Take Mohamed Bourouissa’s Périphéries, currently on view at Yossi Milo Gallery (until June 19, 2010; click on the image above for a larger version). Everything is real in Bourouissa’s photographs - the people, the locations, the problems it shows - except for the actual situations. The situations are staged. Now, you might ask how one could actually tell that that’s the case, and the answer is: You can’t. You need to know.

In principle, that should tell us something, but of course, we also need to be careful here.

The problems with France’s banlieues are very real, and they involve a large number of factors: Unemployment, race, religion, poverty, social issues, immigration, etc. This article is a good starting point if you want to read up on the issues. You can’t properly understand Périphéries without knowing anything about the world it portrays. But even if you don’t know the background, the images will still affect you, simply because of what you, the viewer, bring to the table.

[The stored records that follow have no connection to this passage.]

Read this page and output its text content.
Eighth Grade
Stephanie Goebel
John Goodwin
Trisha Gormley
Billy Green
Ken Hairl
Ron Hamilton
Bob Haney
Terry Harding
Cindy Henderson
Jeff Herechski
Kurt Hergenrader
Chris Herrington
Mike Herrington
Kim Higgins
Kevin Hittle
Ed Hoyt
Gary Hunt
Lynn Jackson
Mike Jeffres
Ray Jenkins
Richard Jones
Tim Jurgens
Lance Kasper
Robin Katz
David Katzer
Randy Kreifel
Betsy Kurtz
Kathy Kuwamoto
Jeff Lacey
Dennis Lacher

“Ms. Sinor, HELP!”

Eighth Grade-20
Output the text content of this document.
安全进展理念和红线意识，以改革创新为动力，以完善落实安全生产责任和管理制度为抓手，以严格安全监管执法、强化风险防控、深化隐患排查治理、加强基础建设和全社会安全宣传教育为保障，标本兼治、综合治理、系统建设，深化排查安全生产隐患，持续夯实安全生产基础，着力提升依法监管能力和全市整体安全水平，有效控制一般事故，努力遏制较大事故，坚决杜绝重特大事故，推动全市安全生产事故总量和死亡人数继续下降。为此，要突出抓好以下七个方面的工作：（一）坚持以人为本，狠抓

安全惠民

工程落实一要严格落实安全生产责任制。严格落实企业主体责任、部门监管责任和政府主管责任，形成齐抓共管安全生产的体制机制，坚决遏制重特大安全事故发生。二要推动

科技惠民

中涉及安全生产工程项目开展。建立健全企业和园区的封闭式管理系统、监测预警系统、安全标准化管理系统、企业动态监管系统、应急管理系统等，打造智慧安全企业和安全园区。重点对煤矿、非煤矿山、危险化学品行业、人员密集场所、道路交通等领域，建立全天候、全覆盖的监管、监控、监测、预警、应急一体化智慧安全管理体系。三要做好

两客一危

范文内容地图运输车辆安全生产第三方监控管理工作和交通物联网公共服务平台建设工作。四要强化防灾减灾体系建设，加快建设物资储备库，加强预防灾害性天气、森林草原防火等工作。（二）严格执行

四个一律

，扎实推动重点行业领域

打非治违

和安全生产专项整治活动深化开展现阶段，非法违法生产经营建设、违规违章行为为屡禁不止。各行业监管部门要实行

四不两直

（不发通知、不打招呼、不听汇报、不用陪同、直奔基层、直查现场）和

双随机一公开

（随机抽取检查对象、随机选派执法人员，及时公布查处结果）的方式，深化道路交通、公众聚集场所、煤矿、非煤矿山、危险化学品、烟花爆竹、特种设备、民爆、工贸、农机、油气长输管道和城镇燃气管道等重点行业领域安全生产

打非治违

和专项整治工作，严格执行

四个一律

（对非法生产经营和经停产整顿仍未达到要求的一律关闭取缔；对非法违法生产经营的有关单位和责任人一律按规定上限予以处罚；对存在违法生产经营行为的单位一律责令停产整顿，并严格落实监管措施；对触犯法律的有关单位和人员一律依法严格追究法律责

Strictly speaking, Périphéries is not real, it’s art. But toss orthodoxy aside for a moment, and everything about Périphéries is very real. Here we have a young photographer working with images - even alluding to traditional paintings - to portray a veritable powder keg, in what I think might be one of the most arresting bodies of work dealing with the banlieues I’ve seen so far.

Bourouissa pushes the boundaries in very convincing ways, and he does it in such a smart way that it’s easy to miss what he is doing. What seems clear is how he is doing it: By staging photographs to portray a complex world. An excellent show.